Because Gina Gionfriddo fires off witty line after outright belly-laugh after witty line throughout
Rapture, Blister, Burn, now at Playwrights Horizons — and because she’s aided in her task by a fine cast under the direction of Peter DuBois — her examination of contemporary feminist attitudes becomes a more entertaining piece of work than her awkward issue-oriented plotting should allow.
As Jeff Croiter’s lights go up on Alexander Dodge’s weathered-shingles set, we find brainy, uncomfortably single, 42-year-old author Catherine (Amy
Brenneman) back in her small New England home town and visiting one-time boyfriend Don Harper (Lee Tergesen), now a college dean, and irritable wife Gwen (Kellie Overbey), who some would say stole Don from Catherine when they were all young adults in graduate school.
It soon becomes apparent the three are feeling ambivalent about a planned evening out — a situation that becomes even more edgy after Gwen fires Avery (Virginia Kull) — one of Don’s students who babysits the couple’s three-year-old son Devon — because she’s arrived with a black eye, suggesting boyfriend abuse.

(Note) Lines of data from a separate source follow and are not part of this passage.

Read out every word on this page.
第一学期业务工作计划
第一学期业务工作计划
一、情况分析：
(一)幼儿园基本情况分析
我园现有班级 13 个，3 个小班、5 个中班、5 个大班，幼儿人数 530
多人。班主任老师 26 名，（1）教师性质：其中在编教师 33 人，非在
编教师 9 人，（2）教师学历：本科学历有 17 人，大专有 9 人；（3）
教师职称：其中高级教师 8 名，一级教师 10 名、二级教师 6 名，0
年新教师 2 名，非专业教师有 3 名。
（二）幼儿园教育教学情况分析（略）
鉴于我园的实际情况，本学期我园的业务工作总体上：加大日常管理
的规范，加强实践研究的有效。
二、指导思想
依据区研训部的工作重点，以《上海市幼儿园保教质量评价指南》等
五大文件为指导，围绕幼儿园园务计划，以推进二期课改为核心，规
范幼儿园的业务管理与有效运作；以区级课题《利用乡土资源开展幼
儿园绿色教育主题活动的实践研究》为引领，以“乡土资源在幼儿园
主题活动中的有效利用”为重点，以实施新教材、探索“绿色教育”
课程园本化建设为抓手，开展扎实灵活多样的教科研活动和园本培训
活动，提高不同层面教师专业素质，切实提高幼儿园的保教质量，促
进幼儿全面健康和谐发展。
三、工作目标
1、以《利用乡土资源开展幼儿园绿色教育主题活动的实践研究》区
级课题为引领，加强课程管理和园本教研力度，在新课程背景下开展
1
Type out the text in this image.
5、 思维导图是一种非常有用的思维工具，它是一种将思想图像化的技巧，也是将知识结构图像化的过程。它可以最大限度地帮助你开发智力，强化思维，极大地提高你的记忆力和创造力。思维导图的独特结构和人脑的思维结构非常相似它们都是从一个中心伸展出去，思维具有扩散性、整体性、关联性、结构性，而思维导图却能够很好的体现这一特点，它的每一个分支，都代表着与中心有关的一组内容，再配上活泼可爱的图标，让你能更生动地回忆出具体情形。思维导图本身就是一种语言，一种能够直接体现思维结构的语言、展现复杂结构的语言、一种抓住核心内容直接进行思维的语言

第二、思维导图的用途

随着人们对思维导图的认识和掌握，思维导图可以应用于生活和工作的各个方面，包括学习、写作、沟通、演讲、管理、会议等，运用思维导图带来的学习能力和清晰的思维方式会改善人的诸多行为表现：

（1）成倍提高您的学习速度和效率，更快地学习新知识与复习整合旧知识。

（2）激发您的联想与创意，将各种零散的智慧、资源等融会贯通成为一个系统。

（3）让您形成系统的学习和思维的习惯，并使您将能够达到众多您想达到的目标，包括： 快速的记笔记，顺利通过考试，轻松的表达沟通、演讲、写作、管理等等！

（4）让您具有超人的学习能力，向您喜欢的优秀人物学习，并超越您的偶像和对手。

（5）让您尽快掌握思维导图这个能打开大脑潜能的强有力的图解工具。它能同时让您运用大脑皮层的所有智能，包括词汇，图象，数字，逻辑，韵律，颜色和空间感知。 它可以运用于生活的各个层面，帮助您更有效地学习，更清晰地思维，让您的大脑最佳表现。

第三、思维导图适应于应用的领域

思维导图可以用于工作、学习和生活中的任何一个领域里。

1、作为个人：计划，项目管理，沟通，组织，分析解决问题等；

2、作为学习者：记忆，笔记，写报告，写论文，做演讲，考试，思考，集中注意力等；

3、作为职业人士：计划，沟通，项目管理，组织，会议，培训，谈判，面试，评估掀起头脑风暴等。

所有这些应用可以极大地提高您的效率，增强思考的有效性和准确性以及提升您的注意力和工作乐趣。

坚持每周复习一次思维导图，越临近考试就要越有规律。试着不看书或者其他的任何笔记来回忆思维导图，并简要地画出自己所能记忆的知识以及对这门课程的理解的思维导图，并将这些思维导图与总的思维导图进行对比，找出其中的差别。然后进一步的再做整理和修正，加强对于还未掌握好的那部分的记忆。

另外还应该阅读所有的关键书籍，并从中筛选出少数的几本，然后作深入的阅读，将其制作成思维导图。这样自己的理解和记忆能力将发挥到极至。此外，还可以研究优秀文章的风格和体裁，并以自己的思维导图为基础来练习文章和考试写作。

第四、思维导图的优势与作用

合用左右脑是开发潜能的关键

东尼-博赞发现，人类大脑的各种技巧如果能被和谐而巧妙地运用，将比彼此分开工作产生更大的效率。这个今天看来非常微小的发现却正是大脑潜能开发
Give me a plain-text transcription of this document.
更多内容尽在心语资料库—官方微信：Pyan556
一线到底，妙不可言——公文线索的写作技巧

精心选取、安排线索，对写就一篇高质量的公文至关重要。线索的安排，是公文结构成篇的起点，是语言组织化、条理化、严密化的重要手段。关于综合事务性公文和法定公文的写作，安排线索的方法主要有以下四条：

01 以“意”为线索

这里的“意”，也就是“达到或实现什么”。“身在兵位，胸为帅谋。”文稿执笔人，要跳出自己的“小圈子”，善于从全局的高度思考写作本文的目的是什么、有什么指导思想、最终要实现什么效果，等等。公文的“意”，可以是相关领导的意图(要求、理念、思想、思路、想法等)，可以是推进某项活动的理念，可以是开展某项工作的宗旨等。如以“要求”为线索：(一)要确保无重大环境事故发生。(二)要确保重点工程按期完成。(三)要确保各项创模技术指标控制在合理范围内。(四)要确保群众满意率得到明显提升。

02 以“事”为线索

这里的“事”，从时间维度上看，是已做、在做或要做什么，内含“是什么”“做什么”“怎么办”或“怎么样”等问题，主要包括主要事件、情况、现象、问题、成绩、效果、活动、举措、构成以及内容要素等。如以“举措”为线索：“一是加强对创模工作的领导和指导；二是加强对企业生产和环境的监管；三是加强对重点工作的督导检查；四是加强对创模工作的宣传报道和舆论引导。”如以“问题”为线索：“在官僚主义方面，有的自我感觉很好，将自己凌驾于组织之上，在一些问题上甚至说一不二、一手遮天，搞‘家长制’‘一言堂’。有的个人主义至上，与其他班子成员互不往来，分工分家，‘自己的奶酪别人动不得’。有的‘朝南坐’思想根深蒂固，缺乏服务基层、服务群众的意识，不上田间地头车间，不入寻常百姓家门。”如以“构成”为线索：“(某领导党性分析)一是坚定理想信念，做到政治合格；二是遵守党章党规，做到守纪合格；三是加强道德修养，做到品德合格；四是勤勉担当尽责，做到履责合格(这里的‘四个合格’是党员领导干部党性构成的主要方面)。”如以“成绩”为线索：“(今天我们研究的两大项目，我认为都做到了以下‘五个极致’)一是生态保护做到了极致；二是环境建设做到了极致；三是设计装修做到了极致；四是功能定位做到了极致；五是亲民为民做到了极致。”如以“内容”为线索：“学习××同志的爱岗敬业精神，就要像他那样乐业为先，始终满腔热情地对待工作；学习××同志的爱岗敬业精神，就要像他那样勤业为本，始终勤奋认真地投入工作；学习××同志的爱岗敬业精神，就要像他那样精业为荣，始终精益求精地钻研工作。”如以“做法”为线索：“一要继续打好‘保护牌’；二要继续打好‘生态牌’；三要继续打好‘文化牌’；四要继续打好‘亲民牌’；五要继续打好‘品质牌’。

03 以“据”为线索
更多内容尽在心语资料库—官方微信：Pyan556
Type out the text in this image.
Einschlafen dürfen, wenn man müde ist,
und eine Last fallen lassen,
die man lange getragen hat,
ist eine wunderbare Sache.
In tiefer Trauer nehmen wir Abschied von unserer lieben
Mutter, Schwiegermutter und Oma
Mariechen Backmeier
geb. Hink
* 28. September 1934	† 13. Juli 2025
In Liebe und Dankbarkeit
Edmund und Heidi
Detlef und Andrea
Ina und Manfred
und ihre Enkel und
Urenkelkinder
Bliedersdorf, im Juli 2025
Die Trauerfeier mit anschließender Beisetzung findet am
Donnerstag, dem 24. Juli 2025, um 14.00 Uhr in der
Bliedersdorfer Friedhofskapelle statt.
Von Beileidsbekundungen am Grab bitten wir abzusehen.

Intimations that Catherine, dissatisfied with her academic life, still has eyes for chronically unambitious Don — and he for her — while Gwen itches to throw off the shackles of her domestic existence intensify when Gwen and the surprisingly intelligent Avery begin taking a summer class that Catherine, on sabbatical from a more prestigious-sounding academic slot, gives concerning the uncertain status of 21st-century women.
The fact that Gwen and Avery are the only students registered for Cathy’s course and that it takes place in the living room of her sharp-tongued mother Alice (Beth Dixon) — recovering from a recent heart attack, but who can join the trio for martinis — is only the first of several script coincidences that Gionfriddo thinks she can get away with (and kinda does) as her comic-drama unfolds.
Like the characters in television’s long-running Designing Women series, the three generations sit around discussing the changing-or-not-changing plight of women over half a century and arguing the politics of Betty Friedan and Phyllis Schlafly, with the usually savvy Alice and Avery, who are really the script’s wise voices, respectively representing old and new female thought.
Moreover, they all carry on as if Gionfriddo is offering a play and not what’s actually going on — a seminar on the tenuous position women hold in today’s society and whether women truly can have it all.
As the two-act work continues along predictable lines — when the possibility arises that Catherine might switch roles with Gwen and resume a full relationship with Don while Gwen and her older (unseen) son head to Manhattan and live the liberated life — any sentient audience member will guess the disillusioning outcome long before Catherine, Gwen and Don ever do.